Since COVID-19 emerged, UW Health has postponed 5,800 surgeries and procedures, and reduced its daily hospital census from 600 to 300 patients. Between March 15 and June 30, the organization expects to lose between $350 million to $400 million in revenue due to its pandemic response.

Even with the changes, UW Health expects to lose $100 million to $200 million in the fiscal year ending June 30, CEO Dr. Alan Kaplan said in a message to employees.

“No one is responsible for the coronavirus,” UW Health said in its statement. “But it is here and we must deal with the financial reality of responding to it.”

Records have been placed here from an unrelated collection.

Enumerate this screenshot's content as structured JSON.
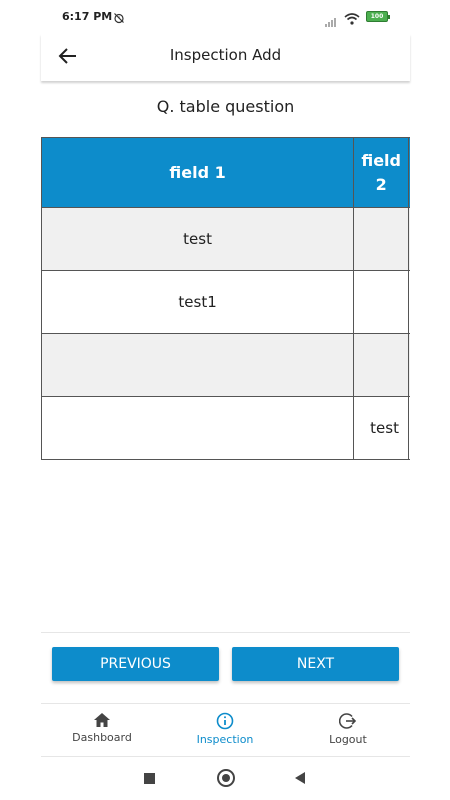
{
  "status_bar": {
    "time": "6:17 PM",
    "battery": "100"
  },
  "app_bar": {
    "title": "Inspection Add"
  },
  "question": "Q. table question",
  "table": {
    "headers": [
      "field 1",
      "field\n2"
    ],
    "rows": [
      [
        "test",
        ""
      ],
      [
        "test1",
        ""
      ],
      [
        "",
        ""
      ],
      [
        "",
        "test"
      ]
    ]
  },
  "buttons": {
    "previous": "PREVIOUS",
    "next": "NEXT"
  },
  "bottom_nav": {
    "items": [
      {
        "label": "Dashboard",
        "icon": "home-icon",
        "active": false
      },
      {
        "label": "Inspection",
        "icon": "info-icon",
        "active": true
      },
      {
        "label": "Logout",
        "icon": "logout-icon",
        "active": false
      }
    ]
  },
  "colors": {
    "accent": "#0d8ccb",
    "row_shade": "#f0f0f0"
  }
}
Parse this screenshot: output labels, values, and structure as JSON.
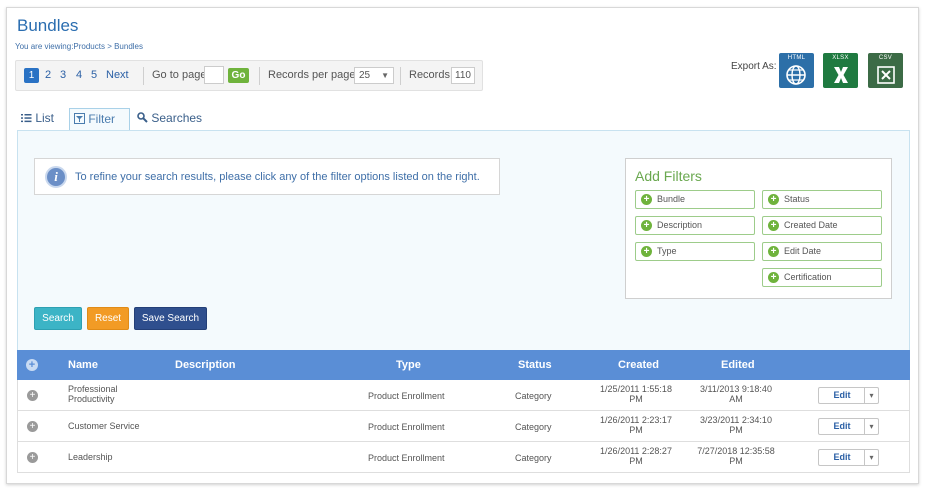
{
  "header": {
    "title": "Bundles",
    "breadcrumb": "You are viewing:Products > Bundles"
  },
  "pager": {
    "pages": [
      "1",
      "2",
      "3",
      "4",
      "5"
    ],
    "next": "Next",
    "goto_label": "Go to page:",
    "go": "Go",
    "rpp_label": "Records per page:",
    "rpp_value": "25",
    "records_label": "Records:",
    "records_value": "110"
  },
  "export": {
    "label": "Export As:",
    "html": "HTML",
    "xlsx": "XLSX",
    "csv": "CSV"
  },
  "tabs": {
    "list": "List",
    "filter": "Filter",
    "searches": "Searches"
  },
  "info_text": "To refine your search results, please click any of the filter options listed on the right.",
  "add_filters": {
    "title": "Add Filters",
    "left": [
      "Bundle",
      "Description",
      "Type"
    ],
    "right": [
      "Status",
      "Created Date",
      "Edit Date",
      "Certification"
    ]
  },
  "actions": {
    "search": "Search",
    "reset": "Reset",
    "save": "Save Search"
  },
  "table": {
    "headers": {
      "name": "Name",
      "description": "Description",
      "type": "Type",
      "status": "Status",
      "created": "Created",
      "edited": "Edited"
    },
    "edit_label": "Edit",
    "rows": [
      {
        "name": "Professional Productivity",
        "type": "Product Enrollment",
        "status": "Category",
        "created": "1/25/2011 1:55:18 PM",
        "edited": "3/11/2013 9:18:40 AM"
      },
      {
        "name": "Customer Service",
        "type": "Product Enrollment",
        "status": "Category",
        "created": "1/26/2011 2:23:17 PM",
        "edited": "3/23/2011 2:34:10 PM"
      },
      {
        "name": "Leadership",
        "type": "Product Enrollment",
        "status": "Category",
        "created": "1/26/2011 2:28:27 PM",
        "edited": "7/27/2018 12:35:58 PM"
      }
    ]
  }
}
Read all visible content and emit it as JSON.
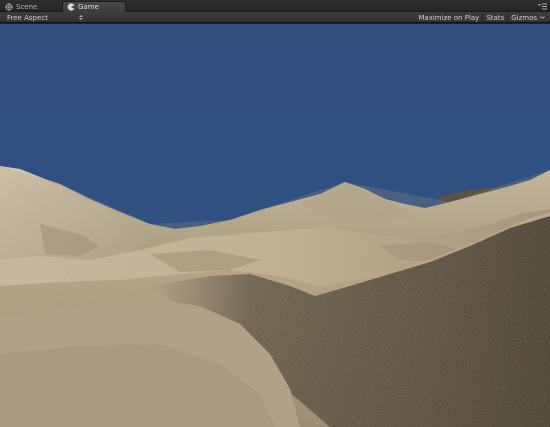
{
  "tabs": [
    {
      "label": "Scene",
      "icon": "crosshair-icon"
    },
    {
      "label": "Game",
      "icon": "pacman-icon",
      "active": true
    }
  ],
  "toolbar": {
    "aspect_label": "Free Aspect",
    "maximize_label": "Maximize on Play",
    "stats_label": "Stats",
    "gizmos_label": "Gizmos"
  },
  "colors": {
    "sky": "#304f7d",
    "sand_light": "#d6c8ab",
    "sand_mid": "#b6a586",
    "sand_shadow": "#4a4235",
    "editor_bg": "#282828"
  }
}
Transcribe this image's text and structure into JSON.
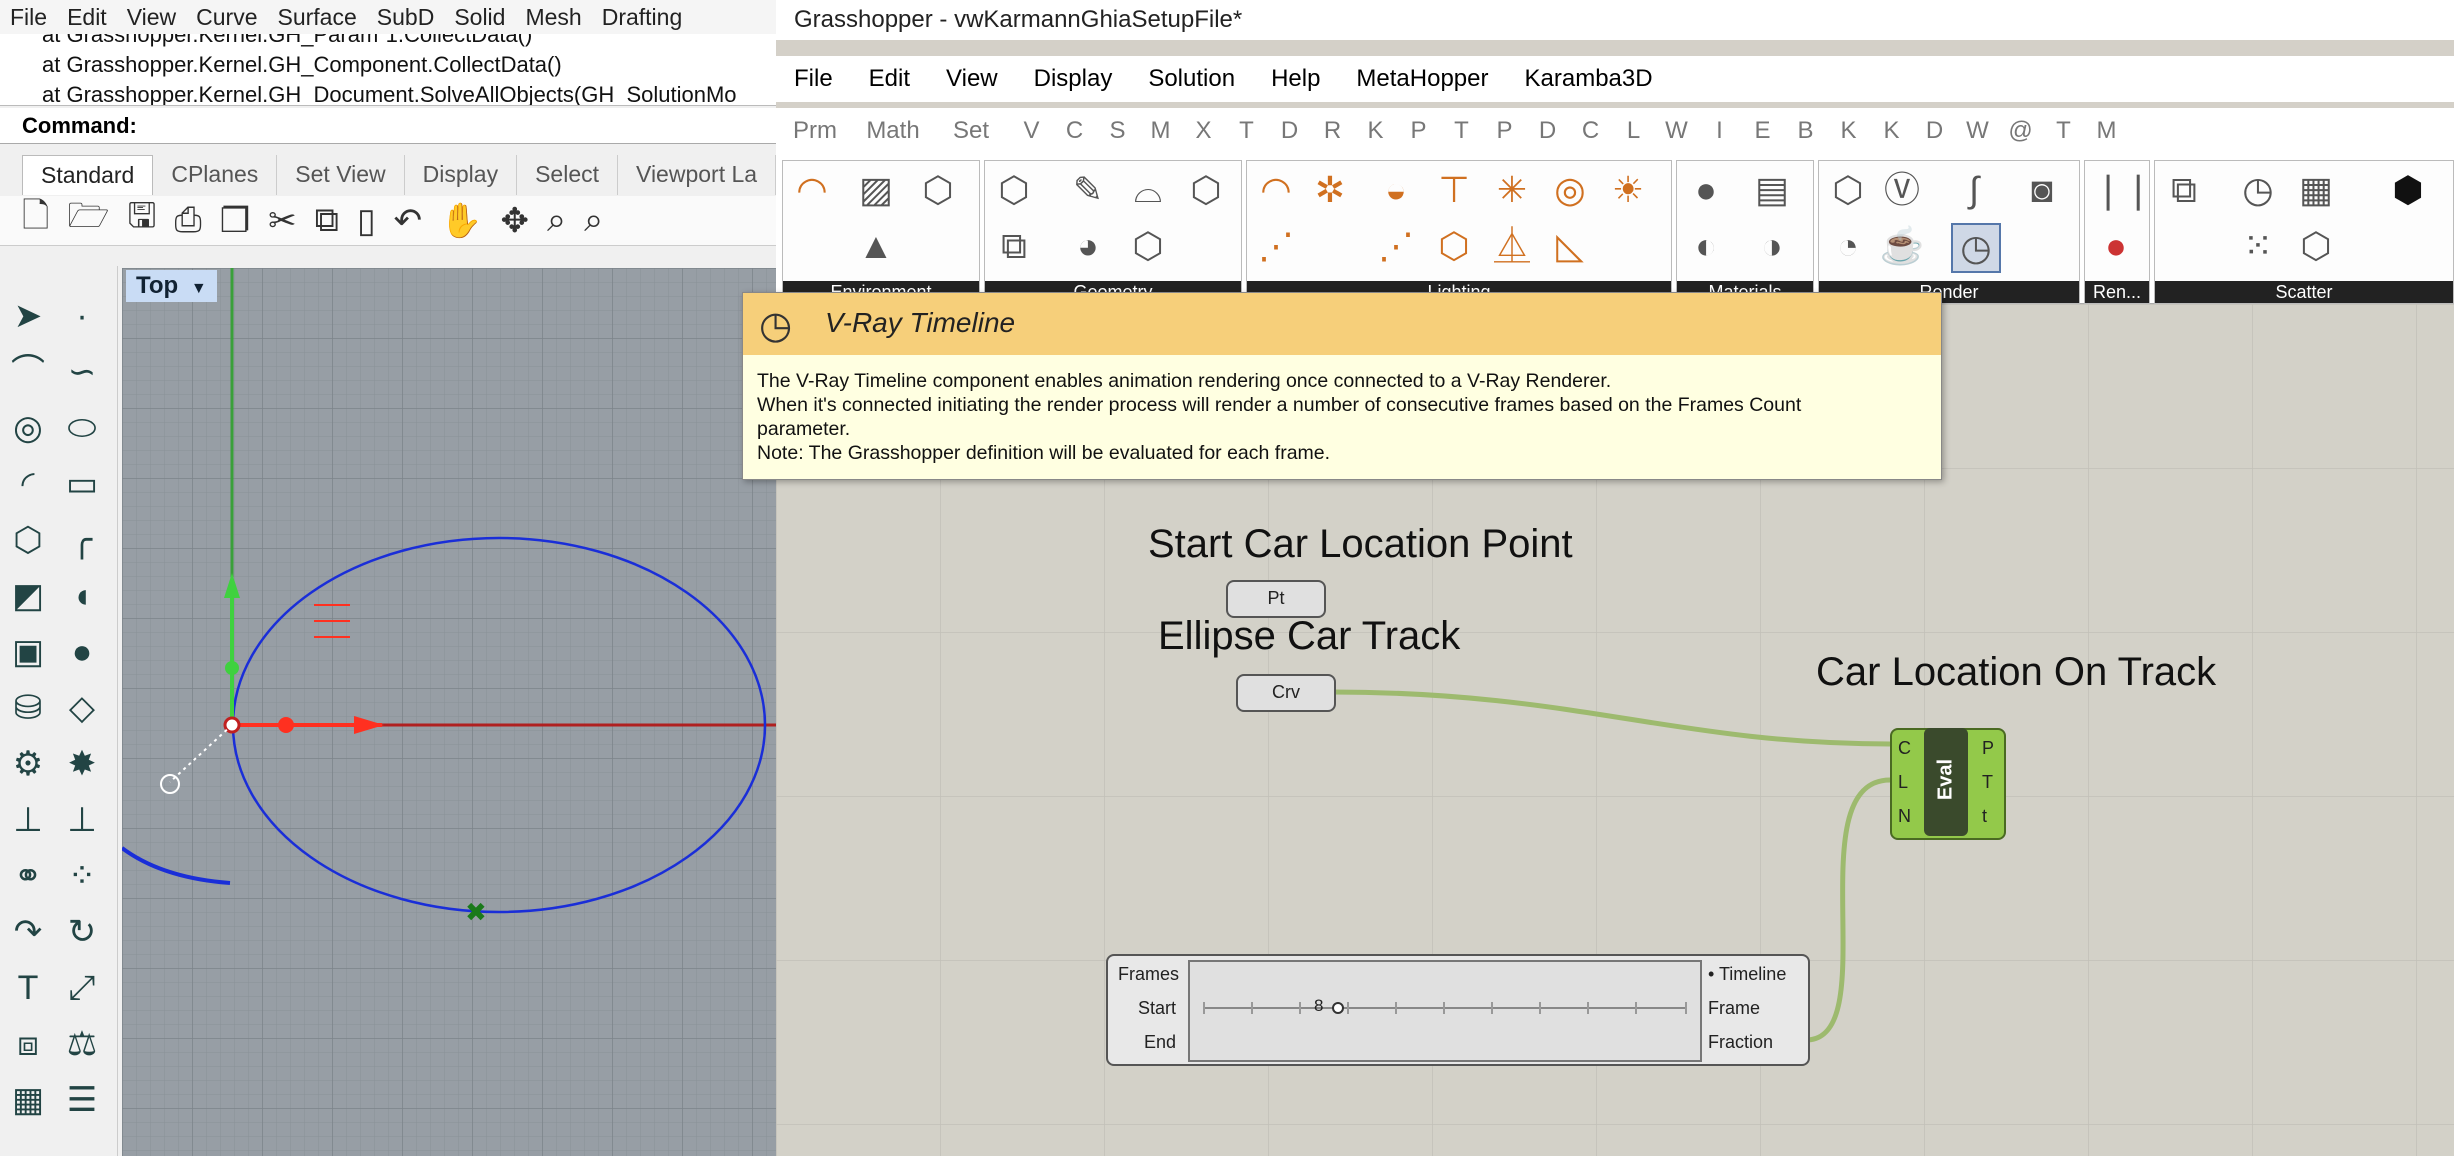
{
  "rhino": {
    "menu": [
      "File",
      "Edit",
      "View",
      "Curve",
      "Surface",
      "SubD",
      "Solid",
      "Mesh",
      "Drafting"
    ],
    "command_lines": [
      "at Grasshopper.Kernel.GH_Param`1.CollectData()",
      "at Grasshopper.Kernel.GH_Component.CollectData()",
      "at Grasshopper.Kernel.GH_Document.SolveAllObjects(GH_SolutionMo"
    ],
    "command_prompt": "Command:",
    "tabs": [
      "Standard",
      "CPlanes",
      "Set View",
      "Display",
      "Select",
      "Viewport La"
    ],
    "viewport_label": "Top"
  },
  "gh": {
    "title": "Grasshopper - vwKarmannGhiaSetupFile*",
    "menu": [
      "File",
      "Edit",
      "View",
      "Display",
      "Solution",
      "Help",
      "MetaHopper",
      "Karamba3D"
    ],
    "tabs": [
      "Prm",
      "Math",
      "Set",
      "V",
      "C",
      "S",
      "M",
      "X",
      "T",
      "D",
      "R",
      "K",
      "P",
      "T",
      "P",
      "D",
      "C",
      "L",
      "W",
      "I",
      "E",
      "B",
      "K",
      "K",
      "D",
      "W",
      "@",
      "T",
      "M"
    ],
    "panels": [
      "Environment",
      "Geometry",
      "Lighting",
      "Materials",
      "Render",
      "Ren...",
      "Scatter"
    ],
    "tooltip": {
      "title": "V-Ray Timeline",
      "lines": [
        "The V-Ray Timeline component enables animation rendering once connected to a V-Ray Renderer.",
        "When it's connected initiating the render process will render a number of consecutive frames based on the Frames Count",
        "parameter.",
        "Note: The Grasshopper definition will be evaluated for each frame."
      ]
    },
    "canvas": {
      "start_label": "Start Car Location Point",
      "pt_label": "Pt",
      "ellipse_label": "Ellipse Car Track",
      "crv_label": "Crv",
      "track_label": "Car Location On Track",
      "eval": {
        "name": "Eval",
        "inputs": [
          "C",
          "L",
          "N"
        ],
        "outputs": [
          "P",
          "T",
          "t"
        ]
      },
      "timeline": {
        "inputs": [
          "Frames",
          "Start",
          "End"
        ],
        "outputs": [
          "• Timeline",
          "Frame",
          "Fraction"
        ],
        "value": "8"
      }
    }
  }
}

At SSM Health, revenues in Wisconsin “are down significantly since the start of this pandemic,” Sveum said. “While we are receiving some financial assistance from federal and state stimulus packages and disaster programs, in many cases these assistance funds are significantly less than the losses we have faced and will continue to face.”

Iowa-based UnityPoint Health said in a statement that its hospitals and clinics “are facing unprecedented challenges and volume declines as a result of the global pandemic.”

UnityPoint Health has “already taken necessary steps to ensure we emerge from the current situation in a strong position,” the statement said. “This includes pausing elective services, deferring or delaying all capital projects, reducing unnecessary spending and now, implementing additional workforce changes.”

State ventilator triage guidelines delayed as COVID-19 activity appears to level off

“The COVID-19 crisis has challenged UnityPoint Health as a care provider and as an employer,” said UnityPoint Health President and CEO Kevin Vermeer.

Beginning Sunday, UnityPoint Health is implementing:

  • Short-term, limited reduction in hours for administrative, support, ancillary and clinical team members and leaders.
  • Reduction in hours available to work or furloughs for those areas that are not operating at capacity or experiencing closures.
  • 15% average reduction in executive pay.

Other health care organizations around the country have taken similar steps. CBS News said Monday that emergency room doctors in at least six states, including at Mayo Clinic, were taking pay cuts of up to 40%.

The Wisconsin Office of Rural Health said Tuesday that $6 million from the recent federal coronavirus stimulus package will go to critical access and other rural hospitals in the state, which “will support rural hospitals in an extremely challenging time.”